Neil Goldfarb, a managing partner with Orangewood, has known about Win Brands for some time and has had a relationship with some of its management team for about 15 years, before Win was even founded.
"We think that this market, in terms of brands being aggregated up with best-in-class knowledge sharing and infrastructure, will be the winner long term in the industry. We truly believe Win can be transformative to the industry," Goldfarb said. "What we're trying to do is bring our operational resources and capital to help accelerate the business so that the company can do more of what they're already doing."
The benefit of holding companies
DTC brands in recent history have often grown and scaled independently. For some this has led to exits, most commonly via merger and acquisition, but public market entrances by way of IPO or more recently de-SPAC transaction have gained steam.
However, for brands that may not yet be ripe for acquisition by a large firm or have the revenue necessary to attract interest in the public markets, an alternative avenue has gained traction in order to help brands scale: holding companies.

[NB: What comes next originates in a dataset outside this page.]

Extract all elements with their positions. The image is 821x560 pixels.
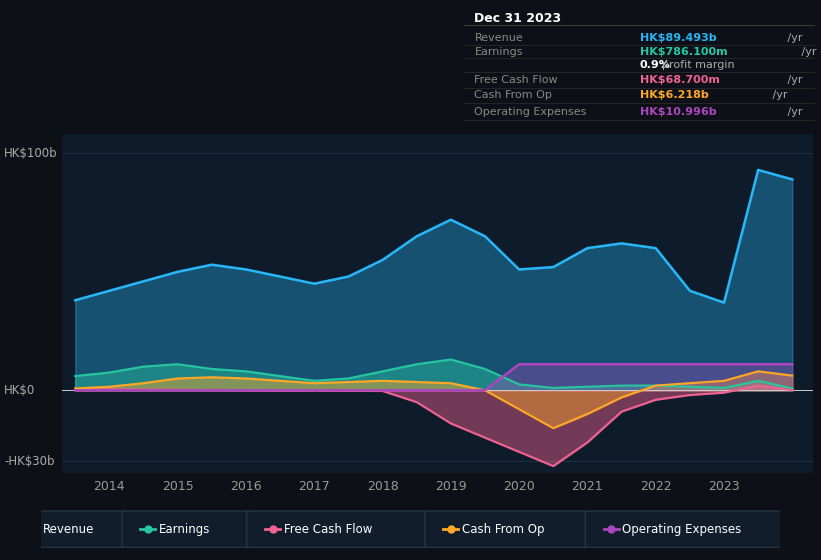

In addition to Win Brands Group, companies like Pattern, Harry's Inc. and Very Great have emerged as a way to provide resources and expertise to brands. For Win in particular, its shared team helps alleviate challenges many founders face and the company views itself as very founder-friendly, according to Widrick.
"I have very direct conversations with the founders about their options. I think if they're large enough to eventually go public on their own, that's a great option. I think if they have strategics that are interested in their business, that's a great option," he said. "I think we present a very different, let's say second option, where we come at it from a founder mentality … We understand how challenging it is to build these businesses. And we come at them with a shared team of resources."

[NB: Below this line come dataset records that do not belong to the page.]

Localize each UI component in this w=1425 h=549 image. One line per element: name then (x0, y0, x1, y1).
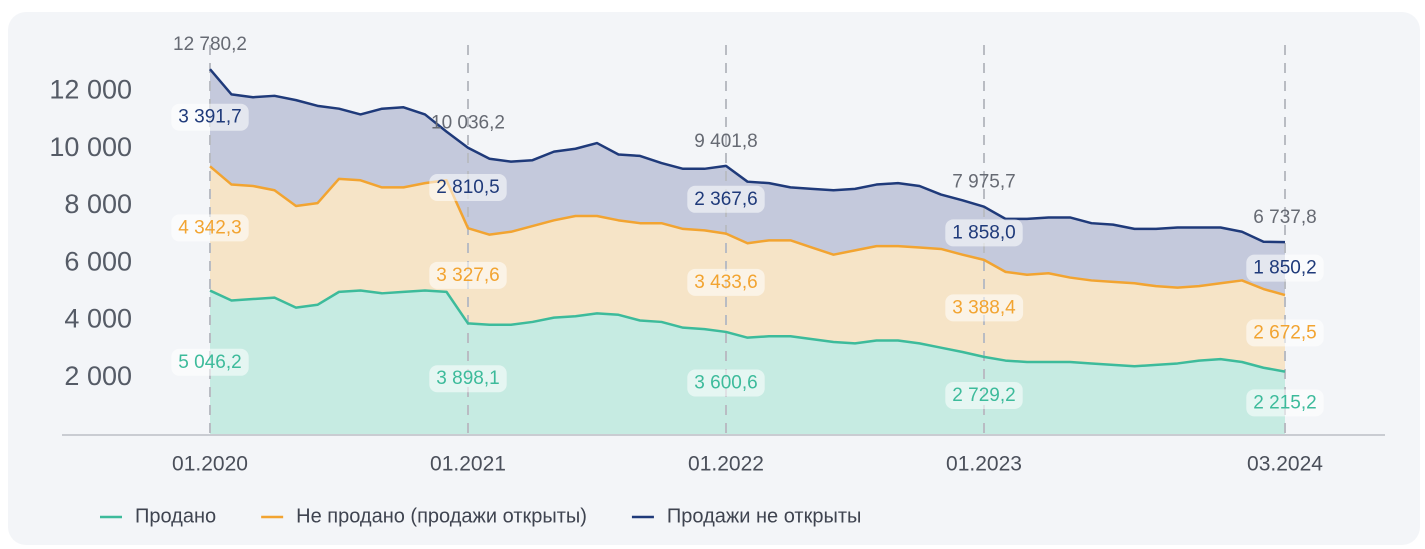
label-pill (1246, 254, 1324, 282)
data-label: 3 327,6 (436, 265, 499, 286)
legend-label: Продажи не открыты (667, 505, 861, 527)
x-tick-label: 01.2021 (430, 453, 506, 476)
data-label: 1 850,2 (1253, 258, 1316, 279)
total-label: 10 036,2 (431, 113, 505, 134)
label-pill (171, 214, 249, 242)
total-label: 12 780,2 (173, 34, 247, 55)
data-label: 2 215,2 (1253, 392, 1316, 413)
total-label: 9 401,8 (694, 131, 757, 152)
y-tick-label: 12 000 (49, 75, 132, 105)
label-pill (945, 381, 1023, 409)
legend: Продано Не продано (продажи открыты) Прода… (100, 505, 861, 527)
label-pill (171, 103, 249, 131)
label-pill (687, 185, 765, 213)
x-tick-label: 01.2020 (172, 453, 248, 476)
data-label: 2 672,5 (1253, 322, 1316, 343)
x-tick-label: 01.2022 (688, 453, 764, 476)
x-tick-label: 03.2024 (1247, 453, 1323, 476)
data-label: 3 388,4 (952, 297, 1016, 318)
data-label: 2 729,2 (952, 385, 1015, 406)
label-pill (429, 173, 507, 201)
label-pill (429, 261, 507, 289)
data-label: 4 342,3 (178, 217, 241, 238)
y-tick-label: 10 000 (49, 132, 132, 162)
label-pill (1246, 319, 1324, 347)
label-pill (1246, 389, 1324, 417)
total-label: 7 975,7 (952, 172, 1015, 193)
data-label: 3 600,6 (694, 372, 757, 393)
label-pill (171, 348, 249, 376)
y-tick-label: 4 000 (64, 304, 132, 334)
data-label: 3 391,7 (178, 107, 241, 128)
label-pill (945, 294, 1024, 322)
data-label: 1 858,0 (952, 222, 1015, 243)
y-tick-label: 6 000 (64, 246, 132, 276)
x-tick-label: 01.2023 (946, 453, 1022, 476)
data-label: 5 046,2 (178, 352, 241, 373)
y-tick-label: 2 000 (64, 361, 132, 391)
series-line (209, 289, 1286, 373)
data-label: 3 433,6 (694, 272, 757, 293)
data-label: 2 810,5 (436, 177, 499, 198)
data-label: 2 367,6 (694, 189, 757, 210)
total-label: 6 737,8 (1253, 207, 1316, 228)
legend-label: Не продано (продажи открыты) (296, 505, 587, 527)
legend-label: Продано (135, 505, 216, 527)
series-line (209, 165, 1286, 297)
series-line (209, 68, 1286, 244)
label-pill (945, 219, 1023, 247)
lines (209, 68, 1286, 373)
labels: 5 046,2 3 898,1 3 600,6 2 729,2 2 215,2 4 342… (171, 34, 1324, 417)
y-tick-label: 8 000 (64, 189, 132, 219)
data-label: 3 898,1 (436, 368, 499, 389)
label-pill (429, 365, 507, 393)
label-pill (687, 369, 765, 397)
label-pill (687, 268, 765, 296)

By plugging the brands it acquires into its shared team, it frees up founders' time to focus on other aspects of the business like "building great product," Widrick said.
This was a selling point for Love Your Melon's Quinn. Quinn and Keller will remain on as co-CEOs of the brand, and while they don't expect anything to change around Love Your Melon's mission, using Win's shared team means they can focus on areas of the business they otherwise couldn't.

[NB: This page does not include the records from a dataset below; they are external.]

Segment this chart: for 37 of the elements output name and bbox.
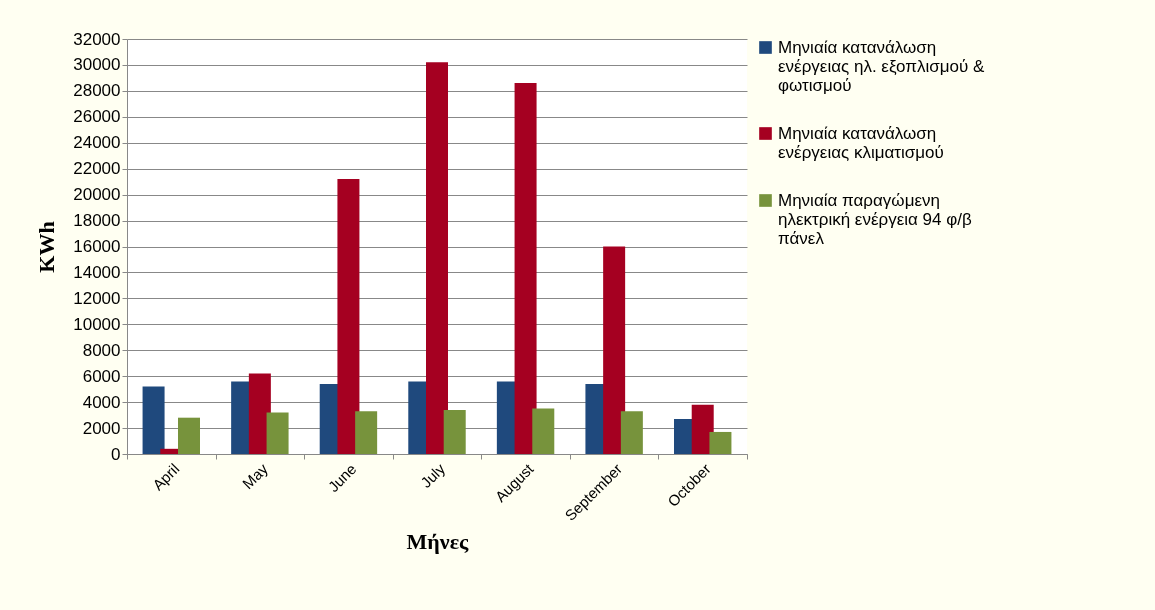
y-tick-label: 32000 xyxy=(73,29,121,49)
y-tick-label: 26000 xyxy=(73,107,121,127)
y-tick-label: 14000 xyxy=(73,262,121,282)
y-tick-label: 6000 xyxy=(82,366,121,386)
y-tick-label: 2000 xyxy=(82,418,121,438)
x-tick-label: May xyxy=(238,459,272,493)
bar xyxy=(355,411,378,454)
bar xyxy=(178,417,200,454)
bar xyxy=(709,431,732,454)
legend-label: Μηνιαία παραγώμενη ηλεκτρική ενέργεια 94 φ/β πάνελ xyxy=(778,190,972,248)
y-tick-label: 0 xyxy=(111,444,121,464)
legend-label: Μηνιαία κατανάλωση ενέργειας ηλ. εξοπλισμού & φωτισμού xyxy=(778,37,986,95)
bar xyxy=(620,411,643,454)
y-tick-label: 4000 xyxy=(82,392,121,412)
bar xyxy=(426,62,448,454)
y-tick-label: 18000 xyxy=(73,211,121,231)
y-axis-title: KWh xyxy=(34,221,60,273)
bar xyxy=(248,373,271,454)
y-tick-label: 28000 xyxy=(73,81,121,101)
bar xyxy=(443,409,466,454)
y-tick-label: 30000 xyxy=(73,55,121,75)
y-tick-label: 16000 xyxy=(73,237,121,256)
y-tick-label: 10000 xyxy=(73,314,121,334)
y-tick-label: 20000 xyxy=(73,185,121,205)
x-axis-title: Μήνες xyxy=(406,528,470,554)
y-tick-label: 12000 xyxy=(73,288,121,308)
legend-label: Μηνιαία κατανάλωση ενέργειας κλιματισμού xyxy=(778,123,944,162)
x-tick-label: July xyxy=(417,459,449,491)
bar xyxy=(514,83,537,454)
bar xyxy=(532,408,555,454)
bar xyxy=(337,179,360,454)
y-tick-label: 22000 xyxy=(73,159,121,179)
bar xyxy=(142,386,165,454)
y-tick-label: 24000 xyxy=(73,133,121,153)
bar xyxy=(266,412,289,454)
bar xyxy=(603,246,626,454)
y-tick-label: 8000 xyxy=(82,340,121,360)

"We're really excited about actually getting back to focusing on what we're good at, which is the brand and on-the-ground marketing efforts and impact efforts. Because for a few years we got really bogged down in the operations of the business," Quinn said.
The brand expects to bring back in-person events, which have been put on hold for the past two years. The brand is kicking off a "build your own beanie" tour, which allows recipients to customize their beanies from the color of the hat to the pom and patch attached to it. Love Your Melon initially tested it out in Minneapolis and plans to bring it to Boston, New York and Chicago in the back half of 2022.
One thing that differentiates Win Brands Group from other DTC holding companies, like Pattern or Harry's Labs, is that it doesn't incubate brands — and it doesn't intend to going forward.
"We need to have a connection with and really have a lot of respect and confidence in the founders so that they become partners of ours," Widrick said. "That gets us excited for the next chapter of growth for them."
All of the brands Win brings into its portfolio are considered category-leading brands, by the company's standards, and are profitable — something that has seemingly become scarce as more DTC brands enter the public markets.
"Our goal with them is simple: Can we grow your business faster than you would have been able to grow it on your own? And can we make that happen so that your brand is more profitable?" Widrick said.